BENGALURU: A team of researchers from the Indian Institute of Science (IISc), Bengaluru, have developed a new method which will help control abnormal blood clotting conditions, including Pulmonary Thromboembolism (PTE).
The team from Department of Inorganic and Physical Chemistry have developed an artificial metal-based nanosyme that mimics the activity of natural antioxidant enzymes which help in clotting blood.
The research paper — Vanadia Nanozymes Inhibit Platelet Aggregation, Modulate Signaling Pathways and Prevent Pulmonary Embolism in Mice — published on May 11 was made public on Tuesday.
It explained that under normal circumstances, when a blood vessel is injured, specialised blood cells called platelets get activated and cluster together around the vessel to form protective blood clots.

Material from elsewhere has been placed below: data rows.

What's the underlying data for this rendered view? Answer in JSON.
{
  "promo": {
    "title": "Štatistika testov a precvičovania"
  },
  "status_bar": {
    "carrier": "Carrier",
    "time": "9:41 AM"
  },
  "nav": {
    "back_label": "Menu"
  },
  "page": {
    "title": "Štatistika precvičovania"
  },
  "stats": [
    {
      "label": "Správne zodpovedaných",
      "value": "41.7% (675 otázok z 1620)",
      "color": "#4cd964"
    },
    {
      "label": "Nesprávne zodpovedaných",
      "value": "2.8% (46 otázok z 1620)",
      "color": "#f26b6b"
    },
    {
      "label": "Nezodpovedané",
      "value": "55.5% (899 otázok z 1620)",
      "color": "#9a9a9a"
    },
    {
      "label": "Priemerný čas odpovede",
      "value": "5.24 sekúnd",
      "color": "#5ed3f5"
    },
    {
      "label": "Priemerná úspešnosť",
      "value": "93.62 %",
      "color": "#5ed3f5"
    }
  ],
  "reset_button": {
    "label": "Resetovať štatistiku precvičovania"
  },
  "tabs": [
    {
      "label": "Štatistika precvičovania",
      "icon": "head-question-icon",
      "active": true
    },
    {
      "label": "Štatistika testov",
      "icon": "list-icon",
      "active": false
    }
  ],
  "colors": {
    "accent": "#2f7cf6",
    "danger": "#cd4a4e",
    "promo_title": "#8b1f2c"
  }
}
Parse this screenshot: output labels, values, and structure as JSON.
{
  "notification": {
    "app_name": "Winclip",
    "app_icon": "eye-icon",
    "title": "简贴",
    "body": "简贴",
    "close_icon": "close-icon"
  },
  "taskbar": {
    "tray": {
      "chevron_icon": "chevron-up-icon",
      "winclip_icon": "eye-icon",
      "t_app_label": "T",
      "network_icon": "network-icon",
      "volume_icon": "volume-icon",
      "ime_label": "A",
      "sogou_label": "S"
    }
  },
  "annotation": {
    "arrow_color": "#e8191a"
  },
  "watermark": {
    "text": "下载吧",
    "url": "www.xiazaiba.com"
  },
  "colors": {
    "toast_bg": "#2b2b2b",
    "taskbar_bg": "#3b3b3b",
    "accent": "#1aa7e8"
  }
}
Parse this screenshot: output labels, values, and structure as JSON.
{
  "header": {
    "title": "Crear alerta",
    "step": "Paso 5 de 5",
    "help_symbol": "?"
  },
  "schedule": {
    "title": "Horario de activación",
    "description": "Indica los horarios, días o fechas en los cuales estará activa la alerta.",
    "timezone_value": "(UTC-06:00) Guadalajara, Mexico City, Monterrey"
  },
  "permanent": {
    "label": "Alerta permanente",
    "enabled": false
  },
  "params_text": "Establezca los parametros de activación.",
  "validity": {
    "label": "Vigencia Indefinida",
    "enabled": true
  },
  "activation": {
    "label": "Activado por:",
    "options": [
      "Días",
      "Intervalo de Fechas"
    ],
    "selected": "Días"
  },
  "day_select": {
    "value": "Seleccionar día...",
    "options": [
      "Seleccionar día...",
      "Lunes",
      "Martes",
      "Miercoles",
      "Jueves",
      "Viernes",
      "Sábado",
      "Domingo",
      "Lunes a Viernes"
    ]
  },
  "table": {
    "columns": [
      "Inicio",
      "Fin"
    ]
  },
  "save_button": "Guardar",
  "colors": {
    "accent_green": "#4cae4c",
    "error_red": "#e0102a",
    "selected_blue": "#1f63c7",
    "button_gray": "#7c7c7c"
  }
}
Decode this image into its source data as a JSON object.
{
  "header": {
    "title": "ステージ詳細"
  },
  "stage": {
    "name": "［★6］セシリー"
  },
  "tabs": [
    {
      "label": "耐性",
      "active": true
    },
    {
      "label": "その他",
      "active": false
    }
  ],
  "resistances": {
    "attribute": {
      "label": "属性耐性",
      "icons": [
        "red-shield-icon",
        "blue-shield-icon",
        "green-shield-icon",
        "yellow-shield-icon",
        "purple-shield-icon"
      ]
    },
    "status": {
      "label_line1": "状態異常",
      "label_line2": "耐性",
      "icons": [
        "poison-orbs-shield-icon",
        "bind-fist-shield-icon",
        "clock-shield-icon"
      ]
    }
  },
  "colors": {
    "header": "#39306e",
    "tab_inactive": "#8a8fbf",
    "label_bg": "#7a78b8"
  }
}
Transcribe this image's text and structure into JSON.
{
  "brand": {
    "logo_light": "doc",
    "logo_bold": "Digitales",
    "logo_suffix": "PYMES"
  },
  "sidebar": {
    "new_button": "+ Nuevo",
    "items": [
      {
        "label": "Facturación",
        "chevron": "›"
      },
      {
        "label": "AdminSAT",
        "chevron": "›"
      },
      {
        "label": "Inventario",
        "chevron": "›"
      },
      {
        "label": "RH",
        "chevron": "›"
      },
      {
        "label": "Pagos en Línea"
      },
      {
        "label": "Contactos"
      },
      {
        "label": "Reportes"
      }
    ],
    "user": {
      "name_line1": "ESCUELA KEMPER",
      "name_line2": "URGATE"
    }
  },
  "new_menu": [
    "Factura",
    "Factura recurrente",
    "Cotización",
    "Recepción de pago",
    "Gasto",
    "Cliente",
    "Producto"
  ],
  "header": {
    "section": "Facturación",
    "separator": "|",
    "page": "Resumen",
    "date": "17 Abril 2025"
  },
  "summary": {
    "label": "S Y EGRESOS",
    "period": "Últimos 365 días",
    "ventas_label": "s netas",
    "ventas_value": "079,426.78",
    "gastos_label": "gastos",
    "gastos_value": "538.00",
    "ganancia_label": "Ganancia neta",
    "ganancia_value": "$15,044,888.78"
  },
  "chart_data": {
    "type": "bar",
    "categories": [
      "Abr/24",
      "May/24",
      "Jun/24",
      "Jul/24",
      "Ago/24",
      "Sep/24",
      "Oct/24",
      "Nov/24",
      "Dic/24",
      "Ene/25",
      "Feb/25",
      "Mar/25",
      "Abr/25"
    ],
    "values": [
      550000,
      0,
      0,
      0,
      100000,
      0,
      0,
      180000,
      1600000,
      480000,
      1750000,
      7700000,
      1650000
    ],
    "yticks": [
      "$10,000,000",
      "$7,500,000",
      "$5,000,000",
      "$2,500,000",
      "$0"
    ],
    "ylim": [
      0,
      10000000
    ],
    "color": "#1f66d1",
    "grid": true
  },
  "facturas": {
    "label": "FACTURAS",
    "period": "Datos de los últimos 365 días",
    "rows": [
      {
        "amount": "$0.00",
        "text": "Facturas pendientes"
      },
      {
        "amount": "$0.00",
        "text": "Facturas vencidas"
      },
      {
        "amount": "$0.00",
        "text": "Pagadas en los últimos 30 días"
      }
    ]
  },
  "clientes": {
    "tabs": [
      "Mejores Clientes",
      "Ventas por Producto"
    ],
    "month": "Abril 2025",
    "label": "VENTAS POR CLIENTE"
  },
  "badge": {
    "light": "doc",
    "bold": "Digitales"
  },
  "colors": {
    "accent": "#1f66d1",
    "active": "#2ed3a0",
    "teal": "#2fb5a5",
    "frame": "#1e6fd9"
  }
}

This process is known as blood clotting cascade (haemostasis). But when this does not happen in conditions like PTE or diseases like Covid-19, the oxidative stress and levels of toxic Reactive Oxygen Species (ROS) increases, leading to over-activation of platelets. This triggers the formation of excess clots in the blood vessel, contributing to thrombosis, a major cause of morbidity and mortality.
The nanomaterials developed by the researchers mimic the activity of natural antioxidant enzymes and they control the ROS levels, thereby preventing the over-activation of platelets that leads to excess clot formation or thrombosis, the report stated.
The team synthesised redox active nanomaterials of different sizes, shapes and morphologies through a series of controlled chemical reactions starting from small building blocks. They then isolated platelets from human blood, activated them using physiological agonists, and tested how effectively the different nanozymes could prevent excess platelet aggregation, the researchers explained in the report.
Sherin GR, PhD student and co-author of the paper said, they found spherical-shaped vanadium pentoxide nanozymes were the most efficient. These material mimic a natural antioxidant enzyme called glutathione peroxidase to reduce oxidative stress.
“The unique chemistry of the vanadium metal is crucial because the redox reactions that reduce ROS levels are happening on the surface of the vanadium nanomaterial,” added G Mugesh, Professor, and co-author of the paper.
The team injected the nanozyme in a mouse model of PTE and found that it significantly reduced thrombosis and increased the animals’ survival rates. They also observed the weight, behaviour, and blood parameters of the animal for up to five days after injecting the nanozyme, and did not find any toxic effects, the report added.
Anti-platelet drugs that target thrombosis sometimes have side effects such as increased bleeding. “Unlike conventional anti-platelet drugs that interfere with physiological haemostasis, the nanozymes modulate the redox signalling and do not interfere with normal blood clotting. This means that they won’t cause bleeding complications that are a major concern with current therapies,” said Bidare N Sharath Babu, PhD student and another co-author.